ASIA

Tap war heats up

THE cold war between Tap Oil's board and Thai businessman Chatchai Yenbamroong heated up in Perth...

Tap war heats up

Yenbamroong used his 19.98% shareholding in the non-binding remuneration report vote to push numbers dissatisfied with Tap's payment plans to 22.28%. Because a large number of shareholders did not vote the 22.28% of issued capital voted against was sufficient to constitute a first strike as greater than 25% of the votes cast against the resolution.

A company recording more than 25% no votes against its remuneration report at two successive AGMs must put its entire board up for re-election.

The same numbers game defeated the proportional takeover provision, which is a fairly standard provision used by ASX-listed companies to stop bidders coming in to take over just a portion of a company.

However, director Doug Schwebel survived a heavy 35.37% vote against him, with 64.63% thinking he was doing a good job in difficult circumstances.

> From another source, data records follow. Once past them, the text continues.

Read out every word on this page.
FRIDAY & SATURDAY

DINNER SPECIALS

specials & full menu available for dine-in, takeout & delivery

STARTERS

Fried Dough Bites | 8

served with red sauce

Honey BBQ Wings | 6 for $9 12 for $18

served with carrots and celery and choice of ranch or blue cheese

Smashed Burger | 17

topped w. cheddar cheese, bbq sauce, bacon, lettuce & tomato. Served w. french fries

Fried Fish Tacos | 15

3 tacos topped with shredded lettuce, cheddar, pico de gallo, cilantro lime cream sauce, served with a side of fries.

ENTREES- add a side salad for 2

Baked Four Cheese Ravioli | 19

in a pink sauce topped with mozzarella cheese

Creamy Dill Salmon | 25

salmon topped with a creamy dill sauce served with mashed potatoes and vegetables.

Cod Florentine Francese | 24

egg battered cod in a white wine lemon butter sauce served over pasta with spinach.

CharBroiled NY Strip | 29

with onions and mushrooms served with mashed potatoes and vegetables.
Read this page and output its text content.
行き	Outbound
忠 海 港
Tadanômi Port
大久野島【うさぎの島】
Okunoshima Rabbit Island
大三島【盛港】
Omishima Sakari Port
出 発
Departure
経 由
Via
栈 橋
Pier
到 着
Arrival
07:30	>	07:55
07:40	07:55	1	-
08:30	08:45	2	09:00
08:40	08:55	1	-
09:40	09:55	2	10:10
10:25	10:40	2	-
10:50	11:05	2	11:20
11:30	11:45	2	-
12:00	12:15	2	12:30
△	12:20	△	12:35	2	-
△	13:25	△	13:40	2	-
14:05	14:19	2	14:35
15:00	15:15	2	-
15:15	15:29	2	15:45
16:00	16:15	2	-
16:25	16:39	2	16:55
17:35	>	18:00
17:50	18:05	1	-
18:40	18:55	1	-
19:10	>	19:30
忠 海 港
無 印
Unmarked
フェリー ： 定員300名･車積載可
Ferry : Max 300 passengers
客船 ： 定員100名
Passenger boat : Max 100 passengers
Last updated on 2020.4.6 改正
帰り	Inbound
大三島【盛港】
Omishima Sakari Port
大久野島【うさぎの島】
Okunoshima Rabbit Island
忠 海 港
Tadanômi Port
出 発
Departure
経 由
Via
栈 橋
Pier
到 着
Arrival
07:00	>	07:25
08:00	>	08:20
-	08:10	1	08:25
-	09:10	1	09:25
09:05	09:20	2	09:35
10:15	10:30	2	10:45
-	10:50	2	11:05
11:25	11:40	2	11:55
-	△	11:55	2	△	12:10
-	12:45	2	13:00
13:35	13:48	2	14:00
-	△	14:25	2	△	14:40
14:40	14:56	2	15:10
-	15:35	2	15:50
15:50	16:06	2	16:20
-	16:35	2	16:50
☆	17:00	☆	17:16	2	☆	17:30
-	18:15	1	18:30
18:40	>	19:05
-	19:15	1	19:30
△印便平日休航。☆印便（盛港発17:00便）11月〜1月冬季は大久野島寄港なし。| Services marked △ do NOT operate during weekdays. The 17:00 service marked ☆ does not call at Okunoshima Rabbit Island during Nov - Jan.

Around 19.98% of those votes were Yenbamroong's proxies despite the fact that in his demand to Tap from three months ago Schwebel was the only Tap director the Thai millionaire had not intend to remove.

Chairman Doug Bailey said Tap was sailing some tough waters, made all the rougher by Yenbamroong's destabilising actions, with an "opportunistic attempt" to take control of the company.

"The Tap board is equally concerned with Mr Yenbamroong and his Northern Gulf companies' attempts to demand payments from Tap in circumstances where Tap considers there is no proper legal basis for making those demands," he said.

Northern Gulf, which has stopped paying Tap funds due from the original farm-out, and is more than $30 million behind in payments to the operator of the Manora field, has lodged a statutory demand for payment from Tap over the 2P reserves at December 31, which Tap is seeking to set aside.

There are now almost half a dozen disputes between Tap and Northern Gulf to resolve.

Bailey also said there had been a good market response to Tap's overtures to sell itself or its assets, including its 30% interest in Manora, its new flagship.

"Based on the significant progress made in the strategic review to date, I am confident that there will be a successful outcome to the strategic review process which will put the company in a much better position to reduce its debt and potentially allow for the payment of fully franked dividends to shareholders," he said.

Addressing costs, Baily said Tap now employs just 18 staff, managing director Troy Hayden has elected to take a material reduction in his cash base salary in 2013, while salary freezes were imposed on senior management in 2014 and the rest of the staff this year, reducing Tap's administration costs by 33% since 2011.

Board members have not had an increase in director's fees since 2008 and the total amount available for directors' fees has not increased since 2010.

Also on the block are its gas discoveries in the Carnarvon Basin made over the past four years such as Zola and Bianchi (in WA-290-P and WA-49-R) and Tallaganda (WA-351-P), a total of around 113 petajoules.